ObjBlur: A Curriculum Learning Approach With Progressive Object-Level Blurring for Improved Layout-to-Image Generation
Stanislav Frolov, Brian B. Moser, Sebastian Palacio, Andreas Dengel
TL;DR
ObjBlur introduces a novel curriculum learning strategy for layout-to-image generation that progressively blurs objects or the background according to a per-sample schedule $s(t)$, guiding models from easy to hard visual signals without architectural changes. By modulating blur strength across training, ObjBlur stabilizes training, reduces variance across runs, and achieves state-of-the-art results on COCO-Stuff and Visual Genome across GAN and diffusion backbones.
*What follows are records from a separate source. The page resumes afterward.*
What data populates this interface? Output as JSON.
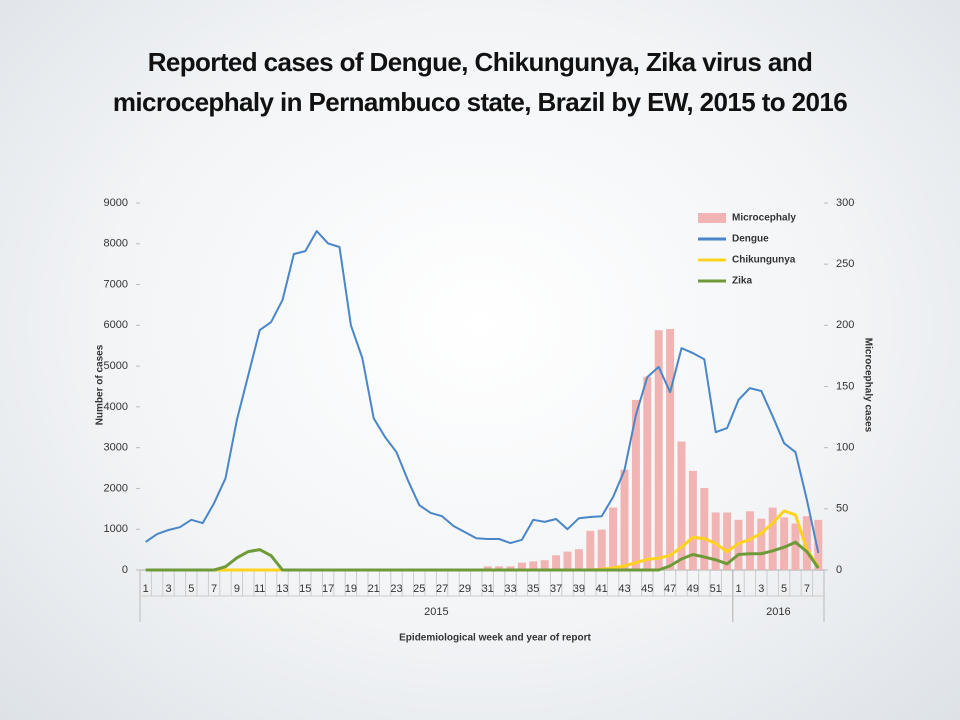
{
  "chart_data": {
    "type": "combo",
    "title": "Reported cases of Dengue, Chikungunya, Zika virus and\nmicrocephaly in Pernambuco state, Brazil by EW, 2015 to 2016",
    "x_label": "Epidemiological week and year of report",
    "y_label": "Number of cases",
    "y2_label": "Microcephaly cases",
    "year_labels": [
      "2015",
      "2016"
    ],
    "categories": [
      "1",
      null,
      "3",
      null,
      "5",
      null,
      "7",
      null,
      "9",
      null,
      "11",
      null,
      "13",
      null,
      "15",
      null,
      "17",
      null,
      "19",
      null,
      "21",
      null,
      "23",
      null,
      "25",
      null,
      "27",
      null,
      "29",
      null,
      "31",
      null,
      "33",
      null,
      "35",
      null,
      "37",
      null,
      "39",
      null,
      "41",
      null,
      "43",
      null,
      "45",
      null,
      "47",
      null,
      "49",
      null,
      "51",
      null,
      "1",
      null,
      "3",
      null,
      "5",
      null,
      "7",
      null
    ],
    "ylim": [
      0,
      9000
    ],
    "yticks": [
      0,
      1000,
      2000,
      3000,
      4000,
      5000,
      6000,
      7000,
      8000,
      9000
    ],
    "y2lim": [
      0,
      300
    ],
    "y2ticks": [
      0,
      50,
      100,
      150,
      200,
      250,
      300
    ],
    "grid": false,
    "legend": "top-right",
    "series": [
      {
        "name": "Microcephaly",
        "type": "bar",
        "axis": "y2",
        "color": "#f2b3b3",
        "values": [
          0,
          0,
          0,
          0,
          0,
          0,
          0,
          0,
          0,
          0,
          0,
          0,
          0,
          0,
          0,
          0,
          0,
          0,
          0,
          0,
          0,
          0,
          0,
          0,
          0,
          0,
          0,
          0,
          0,
          1,
          3,
          3,
          3,
          6,
          7,
          8,
          12,
          15,
          17,
          32,
          33,
          51,
          82,
          139,
          158,
          196,
          197,
          105,
          81,
          67,
          47,
          47,
          41,
          48,
          42,
          51,
          43,
          38,
          44,
          41
        ]
      },
      {
        "name": "Dengue",
        "type": "line",
        "color": "#4a86c8",
        "values": [
          690,
          880,
          980,
          1050,
          1230,
          1150,
          1640,
          2250,
          3680,
          4780,
          5880,
          6080,
          6620,
          7750,
          7820,
          8310,
          8010,
          7920,
          6000,
          5200,
          3720,
          3260,
          2890,
          2200,
          1590,
          1400,
          1320,
          1080,
          930,
          780,
          760,
          760,
          660,
          740,
          1230,
          1180,
          1250,
          1000,
          1270,
          1300,
          1320,
          1790,
          2450,
          3800,
          4730,
          4980,
          4360,
          5440,
          5320,
          5170,
          3380,
          3480,
          4170,
          4460,
          4390,
          3770,
          3110,
          2890,
          1720,
          420
        ]
      },
      {
        "name": "Chikungunya",
        "type": "line",
        "color": "#ffd21f",
        "values": [
          0,
          0,
          0,
          0,
          0,
          0,
          0,
          0,
          0,
          0,
          0,
          0,
          0,
          0,
          0,
          0,
          0,
          0,
          0,
          0,
          0,
          0,
          0,
          0,
          0,
          0,
          0,
          0,
          0,
          0,
          0,
          0,
          0,
          0,
          0,
          0,
          0,
          0,
          0,
          0,
          20,
          50,
          100,
          180,
          260,
          290,
          360,
          560,
          800,
          770,
          650,
          450,
          650,
          750,
          900,
          1150,
          1450,
          1350,
          500,
          80
        ]
      },
      {
        "name": "Zika",
        "type": "line",
        "color": "#6f9a3a",
        "values": [
          0,
          0,
          0,
          0,
          0,
          0,
          0,
          80,
          300,
          450,
          500,
          350,
          0,
          0,
          0,
          0,
          0,
          0,
          0,
          0,
          0,
          0,
          0,
          0,
          0,
          0,
          0,
          0,
          0,
          0,
          0,
          0,
          0,
          0,
          0,
          0,
          0,
          0,
          0,
          0,
          0,
          0,
          0,
          0,
          0,
          0,
          100,
          270,
          380,
          320,
          250,
          150,
          380,
          400,
          400,
          470,
          560,
          680,
          450,
          50
        ]
      }
    ]
  }
}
The method is simple to implement via the data loader and is compatible with existing layout-to-image models, including diffusion-based approaches, offering meaningful gains in global image fidelity (FID), object fidelity (SceneFID), and classifier-based object recognizability (CAS). The findings demonstrate the potential of curriculum learning in generative vision, enabling more reliable training and higher-quality image synthesis from structured layouts. Practical impact includes improved layout-to-image pipelines for complex scenes and a pathway to further explore curriculum-based augmentations in generative modeling.
Abstract
We present ObjBlur, a novel curriculum learning approach to improve layout-to-image generation models, where the task is to produce realistic images from layouts composed of boxes and labels. Our method is based on progressive object-level blurring, which effectively stabilizes training and enhances the quality of generated images. This curriculum learning strategy systematically applies varying degrees of blurring to individual objects or the background during training, starting from strong blurring to progressively cleaner images. Our findings reveal that this approach yields significant performance improvements, stabilized training, smoother convergence, and reduced variance between multiple runs. Moreover, our technique demonstrates its versatility by being compatible with generative adversarial networks and diffusion models, underlining its applicability across various generative modeling paradigms. With ObjBlur, we reach new state-of-the-art results on the complex COCO and Visual Genome datasets.